Cantor developed the terms cardinal and ordinal number to teach arithmetic of infinite numbers. Dedekind’s book is about the natural numbers. However, Cantor’s focus on infinite number arithmetic is what is the focus of axiomatic set theory books. Because of this, these books are unreadable to most pre-service or in service teachers of K-3.
Dedekind’s focus on the natural numbers by themselves was lost to math because they were focused on the infinite numbers and associated problems with those.
When 1960s New Math came along, they were using math materials that were focused on abstract set theory or like the Landau book on Peano Axioms, had dropped most of the insight and teaching of the Dedekind book.

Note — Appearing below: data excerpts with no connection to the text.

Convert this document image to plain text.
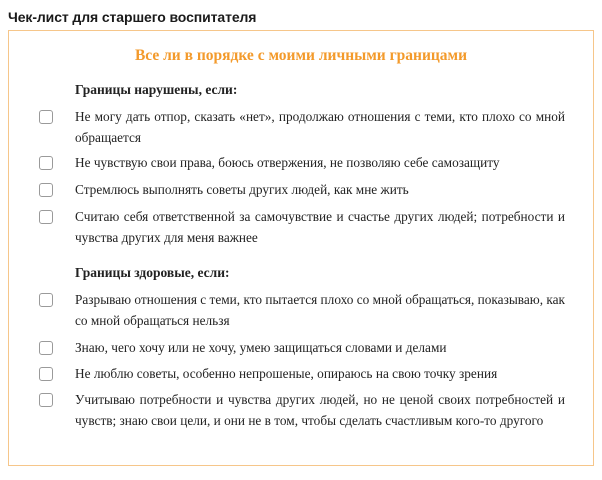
Чек-лист для старшего воспитателя
Все ли в порядке с моими личными границами
Границы нарушены, если:
Не могу дать отпор, сказать «нет», продолжаю отношения с теми, кто плохо со мной обращается
Не чувствую свои права, боюсь отвержения, не позволяю себе самозащиту
Стремлюсь выполнять советы других людей, как мне жить
Считаю себя ответственной за самочувствие и счастье других людей; потребности и чувства других для меня важнее
Границы здоровые, если:
Разрываю отношения с теми, кто пытается плохо со мной обращаться, показываю, как со мной обращаться нельзя
Знаю, чего хочу или не хочу, умею защищаться словами и делами
Не люблю советы, особенно непрошеные, опираюсь на свою точку зрения
Учитываю потребности и чувства других людей, но не ценой своих потребностей и чувств; знаю свои цели, и они не в том, чтобы сделать счастливым кого-то другого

Thus 1960s New Math introduced bits and pieces of Dedekind and Cantor but there was no unifying text of math that was oriented towards what was needed for teaching K-3 or preservice teachers or standard setters or vendors. Thus there was confusion. This is why New Math failed in part. It is also a problem for common core standards today. That also has pieces of new math in it, such as 1 to 1 correspondences, but it fails to tie it together and relate defining addition by cardinality of the union of disjoint sets to counting on for example.
The subject of how definitions of addition link to order and how a chain of counting on numbers simultaneously defines addition and less than is not an insight articulated or made a goal to teach to students or preservice teachers. This type of lack of connection and structure is all through the materials for K-3, the standards, and the materials for preservice teachers.